As shown in Table 5 the dataset used in the workshop is the counts of campylobacter cases reported in Germany between 2001 and 2011. The dataset is obtained from the surveillance package

df_campylo <- rio::import(here::here("data",
                       "campylobacter_IPHACON2024.xlsx"))

4.6 M750 data

Table 6:
Overview: M750
id	date	value
M750	1990-01-01 00:00:00	6,370
M750	1994-02-01 00:00:00	7,240
M750	2006-08-01 00:00:00	8,580
M750	2015-06-01 00:00:00	11,000

The Table 6 represents data from the fourth M Competition. M4, started on 1 January 2018 and ended in 31 May 2018. The competition included 100,000 time series datasets. This dataset includes The 750th Monthly Time Series used in the competition.

df_750 <- rio::import(here::here("data",
                       "m750_IPHACON2024.xlsx"))

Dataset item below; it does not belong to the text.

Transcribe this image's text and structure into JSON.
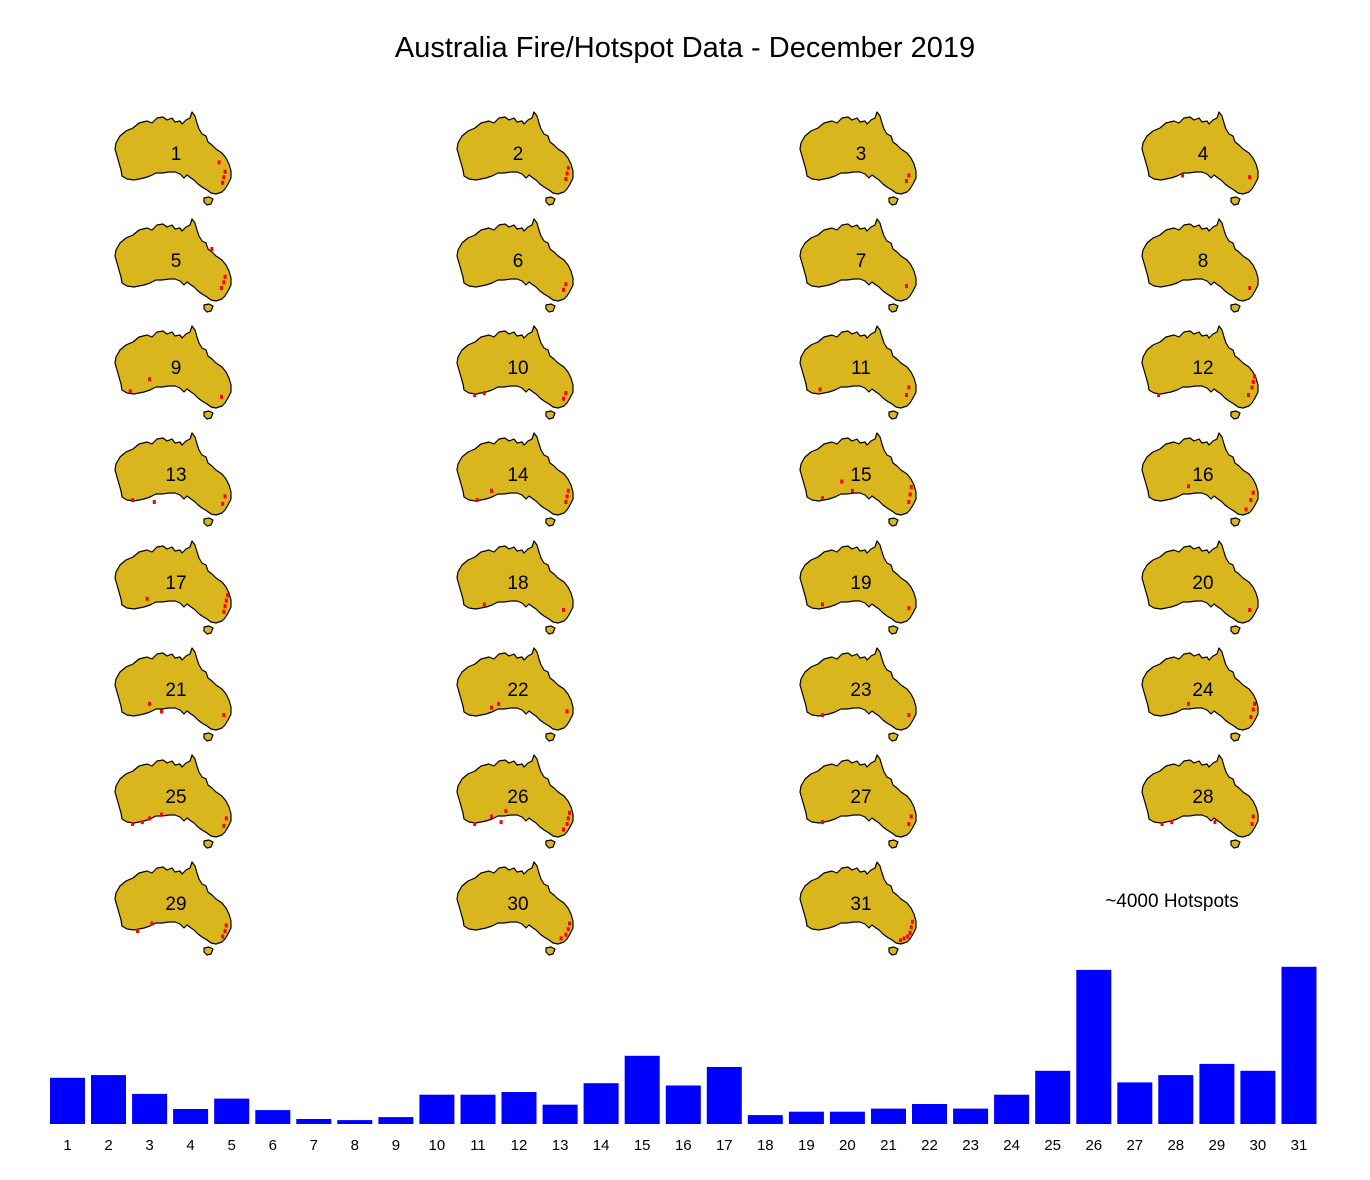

4.7 Anti-Diabetes drug sales

Table 7:
Overview: Anti-Diabetic Drug sales
Month	TotalC
1991 Jul	3,526,591
1995 Aug	5,855,277
2003 Dec	16,503,966
2008 Feb	21,654,285

The Table 7 represents data from the fourth M Competition. M4, started on 1 January 2018 and ended in 31 May 2018. The competition included 100,000 time series datasets. This dataset includes The 750th Monthly Time Series used in the competition.

df_diab <- PBS |>
  filter(ATC2 == "A10") |>
  select(Month, Concession, Type, Cost) |>
  summarise(TotalC = sum(Cost))

4.8 COVID-19 data

We shall be using this dataset for exercises and hence is not introduced here.